El caso más diabólicamente encantador de una supuesta historia real transformada en ficción es “Ni una sola palabra de amor”, ese formidable cortometraje dirigido por El Niño Rodríguez e interpretado por Andrea Carballo, que se ha convertido, con justicia, en una de las piezas más vistas en las redes sociales. Como bien se sabe, todo se puso en movimiento a partir de cierto fragmento grabado en la cinta de un contestador telefónico que apareció en un negocio de compra-venta. La cinta guardaba los vehementes reclamos que una tal María Teresa le hacía a un tal Enrique. A partir de esos minutos de grabación, El Niño Rodríguez montó su película y Andrea Carballo le puso el cuerpo y los gestos a la voz de una ignota María Teresa. El resultado, repito, fue una pieza notable, hecha con tal perfección que incluso movía a la sospecha de que ni María Teresa ni Enrique existían, que lo que estábamos viendo y oyendo era el resultado de un inteligente montaje.


Precisamente, en esa duda descansaba la magia del corto. Clarín se ocupó de romperla: hace unos días la sección Espectáculos del diario dio a conocer a los verdaderos María Teresa y Enrique.

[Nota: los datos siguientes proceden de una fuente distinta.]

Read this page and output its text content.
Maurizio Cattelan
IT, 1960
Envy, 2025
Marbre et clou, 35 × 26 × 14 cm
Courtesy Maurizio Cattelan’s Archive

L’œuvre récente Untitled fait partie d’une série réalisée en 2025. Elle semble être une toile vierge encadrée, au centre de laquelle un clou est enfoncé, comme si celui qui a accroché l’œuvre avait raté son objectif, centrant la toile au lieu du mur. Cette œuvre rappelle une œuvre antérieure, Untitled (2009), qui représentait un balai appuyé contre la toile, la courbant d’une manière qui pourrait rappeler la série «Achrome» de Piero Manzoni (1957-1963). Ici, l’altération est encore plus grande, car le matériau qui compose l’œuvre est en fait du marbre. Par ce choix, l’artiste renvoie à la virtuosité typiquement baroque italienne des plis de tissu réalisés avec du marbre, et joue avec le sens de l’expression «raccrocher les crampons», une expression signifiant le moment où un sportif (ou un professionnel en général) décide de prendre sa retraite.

En un reportaje huérfano de brillo, María Teresa, la verdadera, toma otra vez la palabra, aunque en esta oportunidad no la escuchamos, sólo la leemos. Esa lectura nos revela, gentilmente, el por qué y el cómo de aquella cinta grabada que El Niño Rodríguez y Andrea Carballo habían convertido en una pieza excepcional.


El reportaje a los verdaderos María Teresa y Enrique le pone fin al encanto de “Ni una sola palabra de amor”. Es como si los lejanos habitantes de Uruk luego de escuchar una y otra vez las venerables hazañas del rey Gilgamesh de pronto se enteraran que realmente el mítico monarca no medía 5,60 metros sino apenas 1,60 y que su madre no era la diosa Ninsun sino una buena mujer, tan común y mortal como el resto de las mujeres de la región.


Hay un código que tenazmente respetan los magos del mundo entero: por ninguna razón y bajo ningún concepto se debe revelar el secreto del truco. El arte y la literatura, a su modo, exigen códigos parecidos.